Note: I’m not going to provide full “How to Make Jam” instructions here, but the Ball Company site www.freshpreserving.com is quite clear.

INGREDIENTS

  • 3 1/3 cups cooked-down tomatoes (see note*)
  • ¼ cup lemon or lime juice
  • 2 teaspoons fresh grated ginger or 1 teaspoon ground ginger
  • 1 teaspoon cinnamon
  • ¼ teaspoon clove
  • 1 teaspoon salt
  • 1 tablespoon chili flakes or ½ small hot pepper, minced
  • 3 tablespoons low sugar/flexible sugar pectin (equivalent of one 1.75 –ounce box powdered, low-sugar pectin)
  • 2 cups sugar

PREPARATION

While you prep the ingredients, put the jars through the dishwasher and leave them inside and hot until filling them. Yield will vary but I got 2 1/2 pints from one recipe.

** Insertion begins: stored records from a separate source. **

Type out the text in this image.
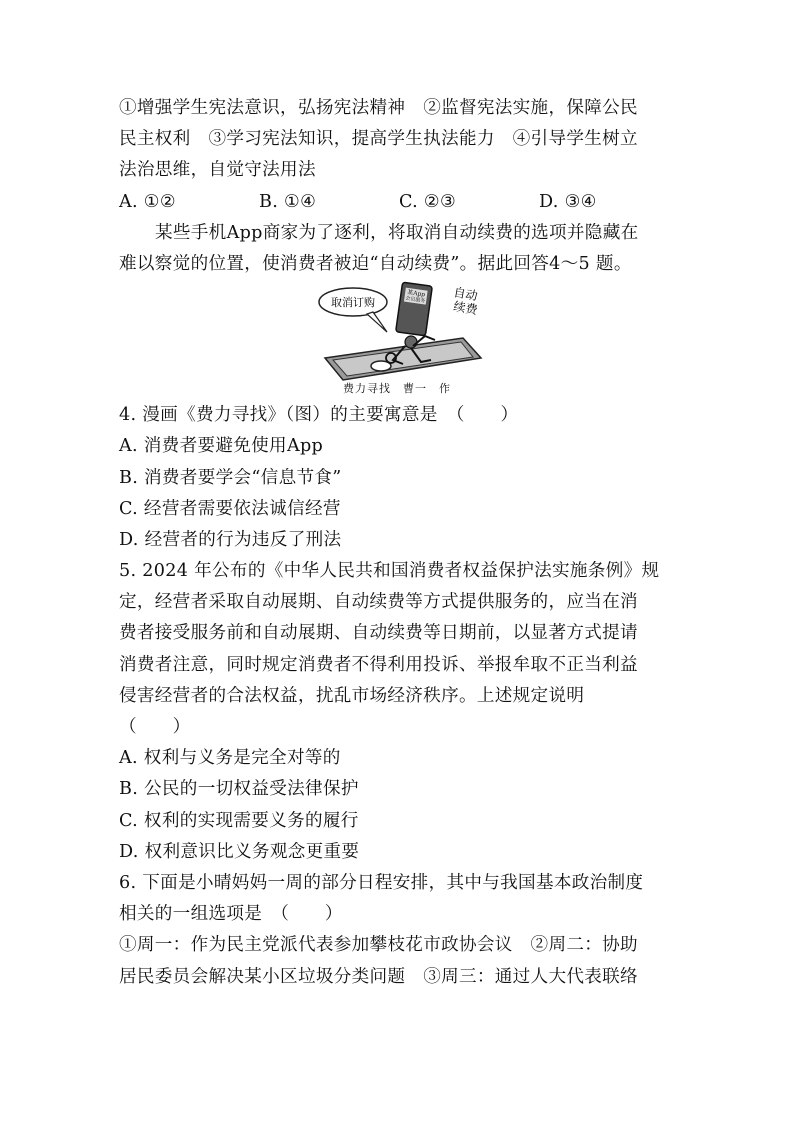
①增强学生宪法意识，弘扬宪法精神　②监督宪法实施，保障公民
民主权利　③学习宪法知识，提高学生执法能力　④引导学生树立
法治思维，自觉守法用法
A. ①②	B. ①④	C. ②③	D. ③④
某些手机App商家为了逐利，将取消自动续费的选项并隐藏在
难以察觉的位置，使消费者被迫“自动续费”。据此回答4～5 题。
取消订购
某App
会员服务 自动
续费
费力寻找　曹一　作
4. 漫画《费力寻找》（图）的主要寓意是　（　　）
A. 消费者要避免使用App
B. 消费者要学会“信息节食”
C. 经营者需要依法诚信经营
D. 经营者的行为违反了刑法
5. 2024 年公布的《中华人民共和国消费者权益保护法实施条例》规
定，经营者采取自动展期、自动续费等方式提供服务的，应当在消
费者接受服务前和自动展期、自动续费等日期前，以显著方式提请
消费者注意，同时规定消费者不得利用投诉、举报牟取不正当利益
侵害经营者的合法权益，扰乱市场经济秩序。上述规定说明
（　　）
A. 权利与义务是完全对等的
B. 公民的一切权益受法律保护
C. 权利的实现需要义务的履行
D. 权利意识比义务观念更重要
6. 下面是小晴妈妈一周的部分日程安排，其中与我国基本政治制度
相关的一组选项是　（　　）
①周一：作为民主党派代表参加攀枝花市政协会议　②周二：协助
居民委员会解决某小区垃圾分类问题　③周三：通过人大代表联络
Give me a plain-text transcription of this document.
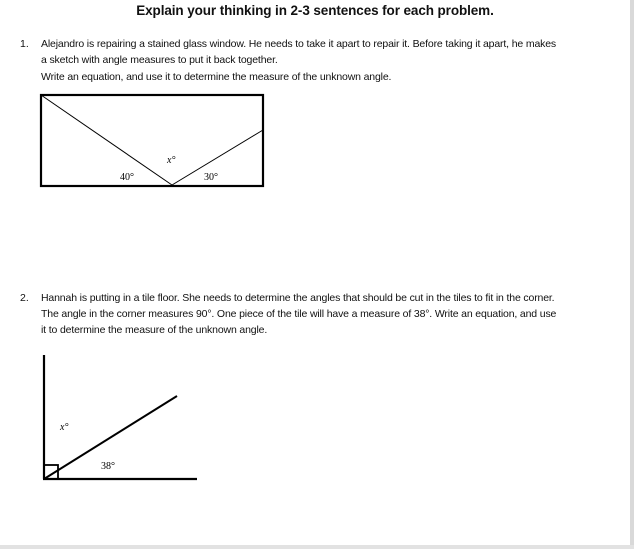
Explain your thinking in 2-3 sentences for each problem.
1. Alejandro is repairing a stained glass window. He needs to take it apart to repair it. Before taking it apart, he makes

a sketch with angle measures to put it back together.

Write an equation, and use it to determine the measure of the unknown angle.

2. Hannah is putting in a tile floor. She needs to determine the angles that should be cut in the tiles to fit in the corner.

The angle in the corner measures 90°. One piece of the tile will have a measure of 38°. Write an equation, and use

it to determine the measure of the unknown angle.

x°
40°	30°
x°
38°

*You will also want to prepare the tomatoes. I neither peeled nor cored mine, but you might do so if you are worried about the skin, which can get stringy. I did cut up a lot of tomatoes (no less than 2 to 3 pounds) and cook them for at least an hour (two hours is better) in order to soften them and remove some of their water. Only then did I measure the 3 1/3 cups of tomatoes in the recipe.

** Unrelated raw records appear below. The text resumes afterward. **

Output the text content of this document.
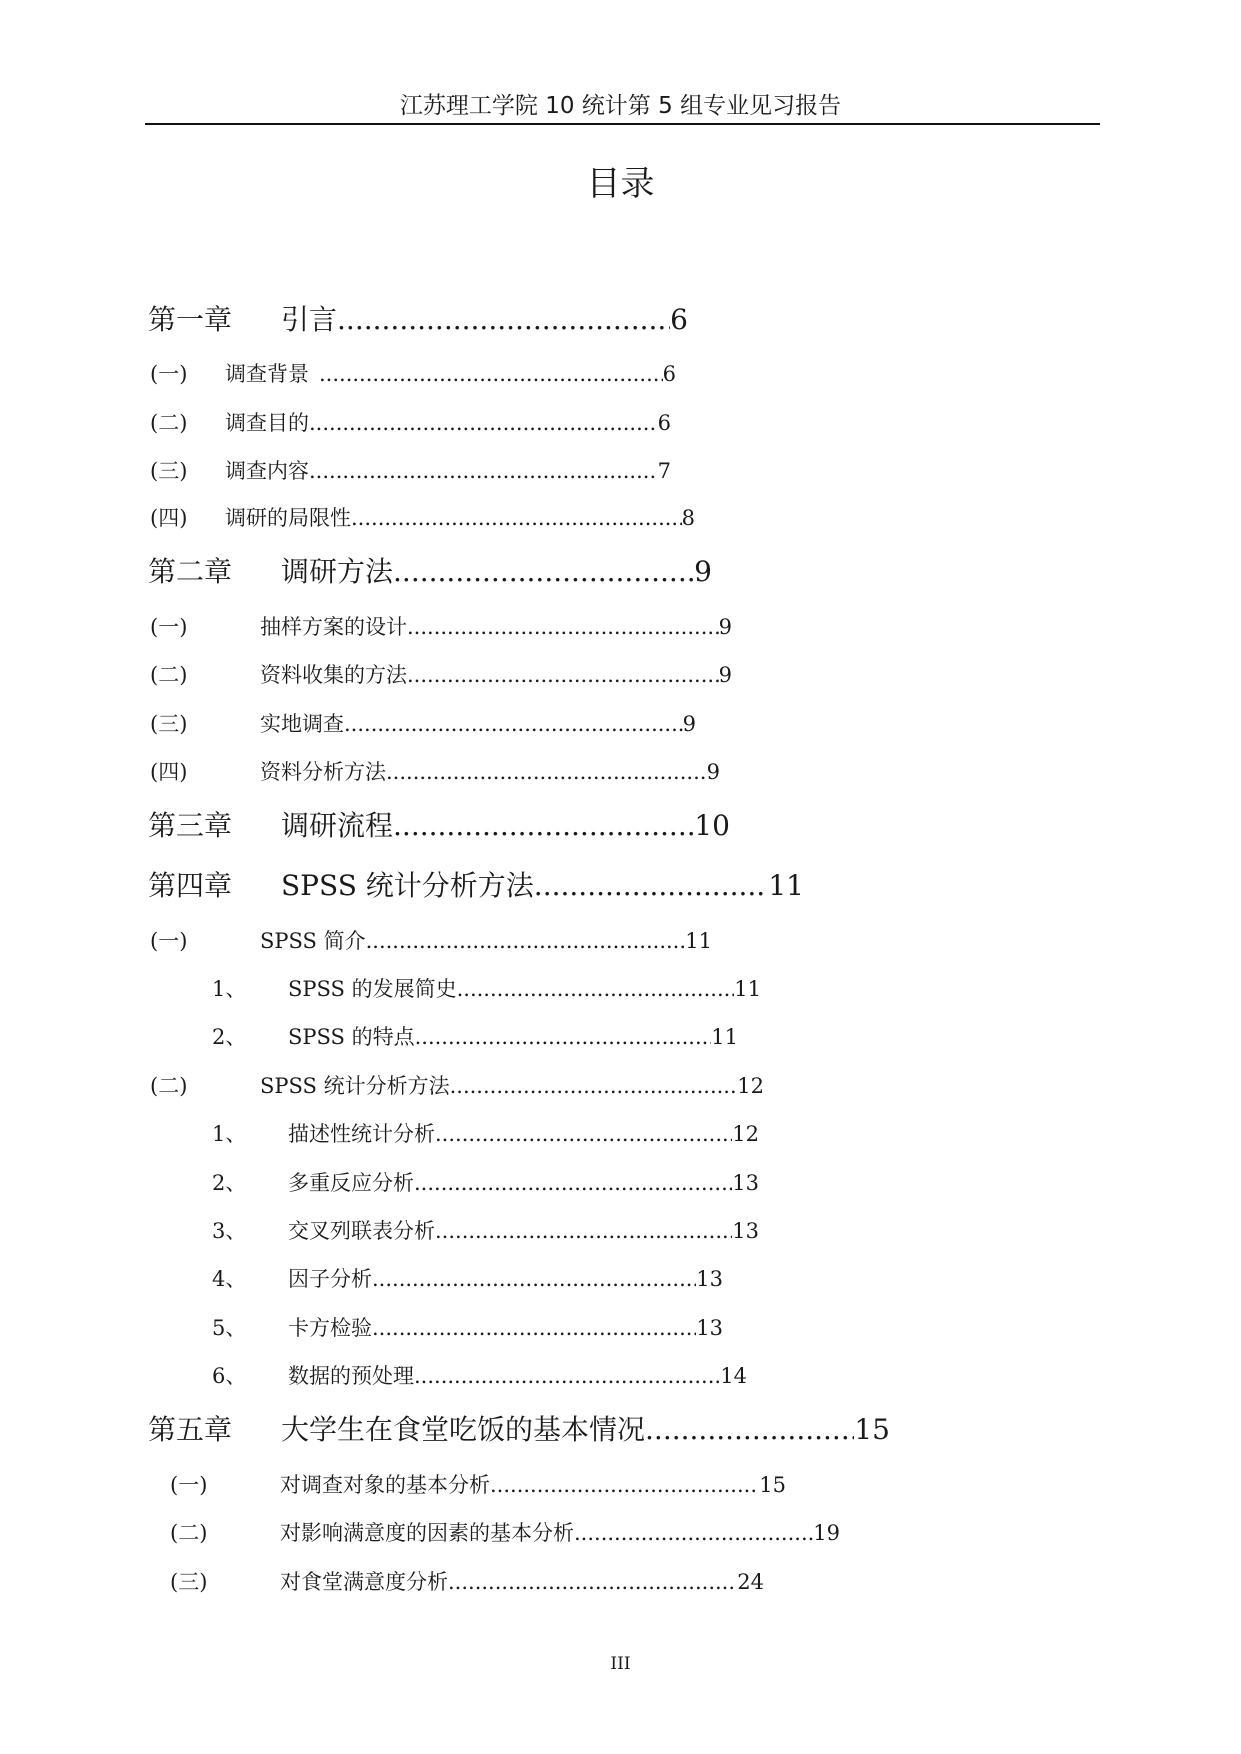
江苏理工学院 10 统计第 5 组专业见习报告
目录
第一章	引言 .....	6
(一)	调查背景 .....	6
(二)	调查目的 .....	6
(三)	调查内容 .....	7
(四)	调研的局限性 .....	8
第二章	调研方法 .....	9
(一)	抽样方案的设计 .....	9
(二)	资料收集的方法 .....	9
(三)	实地调查 .....	9
(四)	资料分析方法 .....	9
第三章	调研流程 .....	10
第四章	SPSS 统计分析方法 .....	11
(一)	SPSS 简介 .....	11
1、	SPSS 的发展简史 .....	11
2、	SPSS 的特点 .....	11
(二)	SPSS 统计分析方法 .....	12
1、	描述性统计分析 .....	12
2、	多重反应分析 .....	13
3、	交叉列联表分析 .....	13
4、	因子分析 .....	13
5、	卡方检验 .....	13
6、	数据的预处理 .....	14
第五章	大学生在食堂吃饭的基本情况 .....	15
(一)	对调查对象的基本分析 .....	15
(二)	对影响满意度的因素的基本分析 .....	19
(三)	对食堂满意度分析 .....	24
III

Mix the remaining ingredients except the sugar into the prepared and measured tomatoes along with the pectin. Then bring all ingredients to a rolling boil for one minute, while stirring constantly. Add the sugar all at once and again bring to a boil that cannot be stirred down for one minute. Remove the pot from the heat, skim off any foam with a metal spoon, ladle the jam into hot jars and seal. (See the Ball site above for further instructions on sealing and processing.) It will take several hours to gel.